Em geral, desistimos do esforço de nos libertarmos do conflito e deixamo-nos levar pela corrente, permitindo, assim, que a mente se embote; e se o conflito se torna demasiado doloroso, recorremos a uma crença em Deus, esperando, dessa maneira, encontrar a paz; mas isso, mais cedo ou mais tarde, se torna outra fonte de conflito. Ou, receando que, se nenhum conflito tivéssemos, iríamos vegetar, embotar-nos, quedar-nos satisfeitos, conservamos bem afiado o gume do conflito, argumentando intelectualmente com outros, lendo e instruindo-nos sobre as mais variadas matérias. Mas, há uma maneira de nos abeirarmos deste problema, que requer inteligência na forma mais elevada, a mais alta sensibilidade, e esta maneira é: observar, estar apercebido da totalidade desse mecanismo de conflito, sem fazer escolha. Se nele entrardes, vereis que, nesse estado de percebimento, vossa mente compreende imediatamente todo problema que surge, de modo que não se proporciona ao conflito solo para enraizar-se.
Pois bem. É sobre isto que vou falar, e não sobre como fugir ao conflito — o que, afinal, é o que fazeis, recorrendo ao vosso deus predileto ou ao vosso analista favorito; vou falar sobre como compreender negativamente todo esse mecanismo de conflito. Por compreensão negativa entendo o estado em que a mente olha um problema, ou uma montanha, sem "verbalizar": ela, apenas, olha. É o estado da mente que não interpreta, que não censura ou escolhe, mas está apercebida sem escolha. A mente, então, não diz: "Gosto disto e não gosto daquilo" — porém apenas observa com uma atenção total; e nesse estado mental vereis que toda espécie de conflito, em qualquer nível de vosso ser, terminará. A mente sem conflito é a única mente religiosa; mas, ainda não conheceis esse estado. E por mais encantados que vos sintais com minha descrição, isso nenhum valor tem.
Para o homem ou a mulher que deseja verdadeiramente compreender a beleza, o extraordinário significado de uma vida livre de conflito — e eu digo que essa vida é possível — a coisa mais importante é que se esteja totalmente apercebida da totalidade do conteúdo da consciência. Estar "totalmente apercebido" não significa analisar, porém, simplesmente, observar. E aí está nossa maior dificuldade, porquanto, através de um milênio de hábito, vimos sendo exercitados para julgar, para condenar, para comparar, para identificar-nos; esta é nossa reação instintiva e, por conseguinte, nunca observamos realmente.

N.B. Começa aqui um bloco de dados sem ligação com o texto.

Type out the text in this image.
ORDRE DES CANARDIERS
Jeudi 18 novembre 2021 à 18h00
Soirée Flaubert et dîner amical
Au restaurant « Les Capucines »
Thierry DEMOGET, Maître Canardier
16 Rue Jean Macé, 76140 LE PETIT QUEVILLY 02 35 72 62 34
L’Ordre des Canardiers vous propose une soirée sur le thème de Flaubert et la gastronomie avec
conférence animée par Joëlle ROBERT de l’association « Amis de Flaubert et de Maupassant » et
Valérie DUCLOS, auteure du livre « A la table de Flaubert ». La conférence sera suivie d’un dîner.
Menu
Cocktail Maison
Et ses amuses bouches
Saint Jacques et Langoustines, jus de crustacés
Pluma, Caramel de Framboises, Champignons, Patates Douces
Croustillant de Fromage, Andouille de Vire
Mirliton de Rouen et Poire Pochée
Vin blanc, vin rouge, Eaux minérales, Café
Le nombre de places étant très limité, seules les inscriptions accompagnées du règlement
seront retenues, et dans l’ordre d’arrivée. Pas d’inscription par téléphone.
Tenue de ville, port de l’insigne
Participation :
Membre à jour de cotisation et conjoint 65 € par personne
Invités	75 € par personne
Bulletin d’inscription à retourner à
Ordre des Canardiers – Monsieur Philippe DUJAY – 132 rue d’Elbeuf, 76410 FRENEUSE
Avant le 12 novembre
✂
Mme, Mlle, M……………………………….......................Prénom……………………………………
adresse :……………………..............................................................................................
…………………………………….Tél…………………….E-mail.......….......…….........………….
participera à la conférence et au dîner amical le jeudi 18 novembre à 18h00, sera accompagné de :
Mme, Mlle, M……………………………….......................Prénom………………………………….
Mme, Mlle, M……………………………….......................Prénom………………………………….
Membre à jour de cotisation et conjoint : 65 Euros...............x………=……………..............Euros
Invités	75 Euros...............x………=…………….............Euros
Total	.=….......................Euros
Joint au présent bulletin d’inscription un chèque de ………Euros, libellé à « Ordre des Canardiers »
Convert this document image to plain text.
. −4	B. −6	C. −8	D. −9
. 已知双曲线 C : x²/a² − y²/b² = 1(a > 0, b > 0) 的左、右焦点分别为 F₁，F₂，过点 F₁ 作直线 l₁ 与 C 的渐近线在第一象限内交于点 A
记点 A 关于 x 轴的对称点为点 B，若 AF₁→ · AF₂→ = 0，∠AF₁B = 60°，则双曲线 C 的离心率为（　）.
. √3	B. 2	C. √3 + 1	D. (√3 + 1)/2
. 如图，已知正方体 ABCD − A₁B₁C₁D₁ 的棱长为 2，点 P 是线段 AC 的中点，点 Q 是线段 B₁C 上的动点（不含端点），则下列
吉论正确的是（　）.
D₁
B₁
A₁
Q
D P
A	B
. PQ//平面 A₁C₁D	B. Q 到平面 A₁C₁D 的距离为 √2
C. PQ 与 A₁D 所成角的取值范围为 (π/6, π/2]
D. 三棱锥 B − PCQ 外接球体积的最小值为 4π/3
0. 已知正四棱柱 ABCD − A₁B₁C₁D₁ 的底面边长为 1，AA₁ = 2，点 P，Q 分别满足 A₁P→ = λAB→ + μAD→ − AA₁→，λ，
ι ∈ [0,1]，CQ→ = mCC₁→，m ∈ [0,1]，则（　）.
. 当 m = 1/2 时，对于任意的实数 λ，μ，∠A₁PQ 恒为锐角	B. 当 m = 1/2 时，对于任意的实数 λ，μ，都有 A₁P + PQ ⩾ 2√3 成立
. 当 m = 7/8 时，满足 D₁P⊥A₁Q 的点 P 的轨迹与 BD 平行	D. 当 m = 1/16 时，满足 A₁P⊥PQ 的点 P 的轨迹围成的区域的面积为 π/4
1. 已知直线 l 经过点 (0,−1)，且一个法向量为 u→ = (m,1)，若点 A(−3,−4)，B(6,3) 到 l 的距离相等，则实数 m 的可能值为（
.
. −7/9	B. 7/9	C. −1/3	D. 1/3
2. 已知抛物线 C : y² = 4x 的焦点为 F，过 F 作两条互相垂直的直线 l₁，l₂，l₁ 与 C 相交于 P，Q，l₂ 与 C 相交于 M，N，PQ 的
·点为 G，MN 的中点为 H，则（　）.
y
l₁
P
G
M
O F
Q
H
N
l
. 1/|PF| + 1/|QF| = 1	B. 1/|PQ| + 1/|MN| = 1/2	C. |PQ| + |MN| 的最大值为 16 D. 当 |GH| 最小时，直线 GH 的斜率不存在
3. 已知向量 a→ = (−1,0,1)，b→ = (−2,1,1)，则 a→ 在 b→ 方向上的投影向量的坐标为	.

Assim, podeis, vós que viveis num mundo feito de conflito, que mantém o conflito através de preenchimentos e frustrações, e que exige que também vivais em conflito, num estado de auto-contradição — podeis, pela compreensão, pela sensibilidade a todo esse mecanismo, ficar totalmente livres de conflito? Por certo, só a mente sem problemas, sem as cicatrizes do conflito, é inocente; e só a mente inocente pode conhecer o Imensurável.